Now on to whether or not I am surprised. Of course not. The past 10-15 years of baseball have been called the "steroid era" so obviously I am not surprised when two big time home run hitters, in the case of Ortiz a true out of nowhere story, test positive for steroids. I wasn't surprised when A-rod got caught and I am especially not surprised now.

I mean if you look at Ortiz's career it would be a bigger surprise if he was clean. Before he came to Boston his career high in home runs was 20. In his first 4 years with the Red Sox he hit 31, 41, 47, and 54 home runs.

It seems that no one in baseball is clean anymore and everyone is guilty until proven innocent. I include Ortiz in the column and as of right now he is guilty. I still love him though and he is still one of my favorite players.

Lastly do I think this taints the 2004 World Series victory? Once again I am going to say no. On the list that revealed Ortiz and Manny as cheaters there are over 100 other names. Now this more than likely means there is at least 1 player from each team on that list. I can only assume then that every team had some steroid users.

I might also use the defense that Ortiz and Manny didn't win every game on their own. Someone still had to pitch and play the other positions on the field. I know Ortiz had some clutch hits that kept the Sox alive against the Yankees but in the end there are 20 guys on that team that are probably clean that all helped to win that title. It would be wrong to take away the work others did because of the poor decisions of two members of the team.

One thing I did want to touch on was this list. This list of players that is coming back to haunt Bud Selig and MLB. For some reason Selig has decided that instead of releasing every name on the list and dealing with the situation in one sitting he would rather just let names be leaked out gradually bringing negative attention to baseball intermittently.

Maybe Selig doesn't have the list or doesn't know who is on it but I think he does. I mean he must right? The main thing to know is that the testing was supposed to be anonymous. The Players Association is already taking legal action as they are suing those who have broken the confidence of the testing.

The most interesting perspective on the whole situation came from Nomar Garciapara who played with Ortiz and Ramirez and was in Boston today as the Red Sox were playing the A's. Nomar said that he knows of many players who refused to be tested which would result in an automatic admission of guilt. He claims players did this because they wanted testing in baseball and they assumed the tests would remain anonymous. This is interesting because over 5% of players tested positive during this test period and MLB officials said that if over 5% tested positive they would implement mandatory random testing.

So Nomar is claiming that players wanted testing and felt that not subjecting themselves to this test, which would as stated above result in them being deemed guilty, would be the best way to go about getting testing.

Maybe Nomar is saying this because his name was on the list as well or maybe it is the truth. In either case this was not the route Manny or Ortiz took. In a statement he released today Ortiz said, "Based on the way I have lived my life, I am surprised to learn I tested positive." This obviously means that he didn't just refuse testing but allowed himself to be tested and was caught.

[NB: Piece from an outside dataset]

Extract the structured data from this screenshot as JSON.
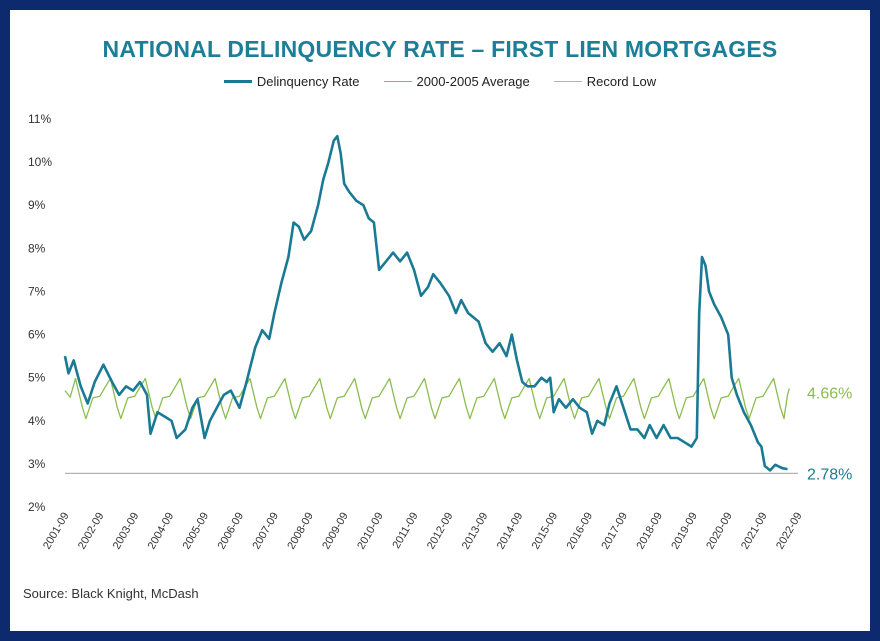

Either way this whole story is one that will allow the steroids and baseball talk to continue. As for the Red Sox or as Baby J has now dubbed them the "Roid Sox" they will go about business as usual. I'd come up for a clever steroid related nickname for the Blue Jays but they are so irrelevant it wouldn't be worth my time. The Sox will continue to win games and continue to be a threat in the AL. Whether they do it clean or on the juice I really don't care. I don't watch sports to learn about values and morals.

One last thing. If there is a God then Derek Jeter will be the next name revealed on this list.